Bu bölgeye ait 'Cantonese' Çin’in en popüler mutfaklarından biri. Dim Sum bu mutfağın en şöhretlisi. Çin usulü meze ya da tapas da diyebiliriz. Çin lokantası müdavimleri bilirler, bambu sepet içinde sunumları yapılır. Hong Kong’da yanında hangi öğünde olursa olsun çay getiriyorlar. Ağırlıklı olarak kızartma ve buharda pişmiş çeşitler var. Dim Sum’un bize en tanıdık geleni dumpling (mantı ) ve Çin böreği...
LOKANTA CENNETi
Böylesi bir şehirde lokanta seçmekte zor. Gerçek yöresel yemek için Cantonese mutfağını içeren iki Michelin yıldızlı bir Çin lokantası önerebilirim; Sung Tuk Lok. Burası Dim Sum ile ünlü. Buharda pişmiş karidesli mantıya bayıldım. Başlangıç için söylediğim deniz kulağı (abolene), susam yağında deniz anası ve chili soslu dana dili boğazımda düğümlendi. Sonraki seçimlerimde daha az risk aldım. Kuşkonmazlı acı soslu jumbo karides harikaydı.
Uzakdoğu'da bayıldığım sokak pazarlarından Hong Kong’da da vardı. Kowloon tarafındaki Mong Kong da denilen bölgedeki Temple Street Night Market ve hemen yakınındaki Ladies Market inanılmaz. Şehrin kolonyal ruhunu hissetmek için Peninsula Oteli'nin lobisinde keman eşliğinde gümüş takımlarla beş çayı için mola verebilirsiniz. Budizm'den izler için Lantau Adası'na gidip Tian Tan Buda’yı ve Po Lin Manastarı'nı gezebilir, bu geziyi 'Tai O' balıkçı kasabasında noktalayabilirsiniz.
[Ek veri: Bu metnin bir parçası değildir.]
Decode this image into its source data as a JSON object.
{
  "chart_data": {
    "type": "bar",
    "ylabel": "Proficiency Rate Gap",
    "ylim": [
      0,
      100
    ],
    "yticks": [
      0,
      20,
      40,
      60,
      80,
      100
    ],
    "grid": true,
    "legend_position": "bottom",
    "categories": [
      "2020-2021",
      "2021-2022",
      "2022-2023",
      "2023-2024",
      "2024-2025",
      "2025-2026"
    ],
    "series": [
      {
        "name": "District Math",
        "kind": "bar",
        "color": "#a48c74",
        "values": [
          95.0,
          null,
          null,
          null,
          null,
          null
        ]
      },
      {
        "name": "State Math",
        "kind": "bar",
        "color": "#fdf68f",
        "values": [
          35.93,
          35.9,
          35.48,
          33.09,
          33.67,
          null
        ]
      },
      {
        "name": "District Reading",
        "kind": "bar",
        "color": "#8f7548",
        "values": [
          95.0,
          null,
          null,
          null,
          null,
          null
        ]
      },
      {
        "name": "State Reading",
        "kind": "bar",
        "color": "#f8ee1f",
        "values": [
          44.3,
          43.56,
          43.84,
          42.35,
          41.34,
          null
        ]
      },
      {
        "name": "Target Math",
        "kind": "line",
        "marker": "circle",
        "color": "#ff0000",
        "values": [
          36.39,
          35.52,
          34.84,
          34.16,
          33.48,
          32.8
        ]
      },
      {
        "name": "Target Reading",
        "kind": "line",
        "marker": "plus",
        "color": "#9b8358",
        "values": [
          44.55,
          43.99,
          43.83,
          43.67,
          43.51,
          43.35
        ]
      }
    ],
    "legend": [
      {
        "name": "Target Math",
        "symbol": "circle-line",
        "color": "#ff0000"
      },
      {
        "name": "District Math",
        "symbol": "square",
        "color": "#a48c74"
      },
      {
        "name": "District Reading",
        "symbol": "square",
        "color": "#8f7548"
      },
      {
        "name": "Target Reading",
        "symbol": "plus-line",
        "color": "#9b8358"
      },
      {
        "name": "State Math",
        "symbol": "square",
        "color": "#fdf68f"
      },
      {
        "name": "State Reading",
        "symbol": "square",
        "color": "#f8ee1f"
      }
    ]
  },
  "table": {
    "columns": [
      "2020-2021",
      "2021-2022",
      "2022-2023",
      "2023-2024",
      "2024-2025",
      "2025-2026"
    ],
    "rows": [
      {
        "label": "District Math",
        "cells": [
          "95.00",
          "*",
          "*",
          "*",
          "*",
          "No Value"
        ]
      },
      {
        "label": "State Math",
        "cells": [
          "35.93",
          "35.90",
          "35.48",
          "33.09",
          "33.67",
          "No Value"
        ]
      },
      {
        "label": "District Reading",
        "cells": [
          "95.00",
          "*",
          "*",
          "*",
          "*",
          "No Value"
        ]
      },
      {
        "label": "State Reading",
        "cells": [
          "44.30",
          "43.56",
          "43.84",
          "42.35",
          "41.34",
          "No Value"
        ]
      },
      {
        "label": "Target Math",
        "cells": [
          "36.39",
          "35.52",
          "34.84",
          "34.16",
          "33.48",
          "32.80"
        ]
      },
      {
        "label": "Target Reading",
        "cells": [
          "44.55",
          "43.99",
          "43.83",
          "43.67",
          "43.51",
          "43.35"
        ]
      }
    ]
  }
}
Dönüş yolunda adeta el ele tutuşup etrafı sarmalayan banyan ağaçlarına bakıyorum. Uzakdoğu'yu bu denli egzotik yapan bitki örtüsü mü acaba? Dünyada en fazla dolar milyarderinin yaşadığı bu kentte minicik dolap evlerde yaşayan ailelerden bahsediliyor. Hong Kong, bana Uzakdoğu’dan çok Batı’daymışım hissini yaşattı. Kentin kendine özgü değişik kokuları uçağa binene kadar hep yanımdaydılar. Sonuç olarak söyleyebileceğim tek bir şey var, burayı görmeden dünyayı gezdim demeyin.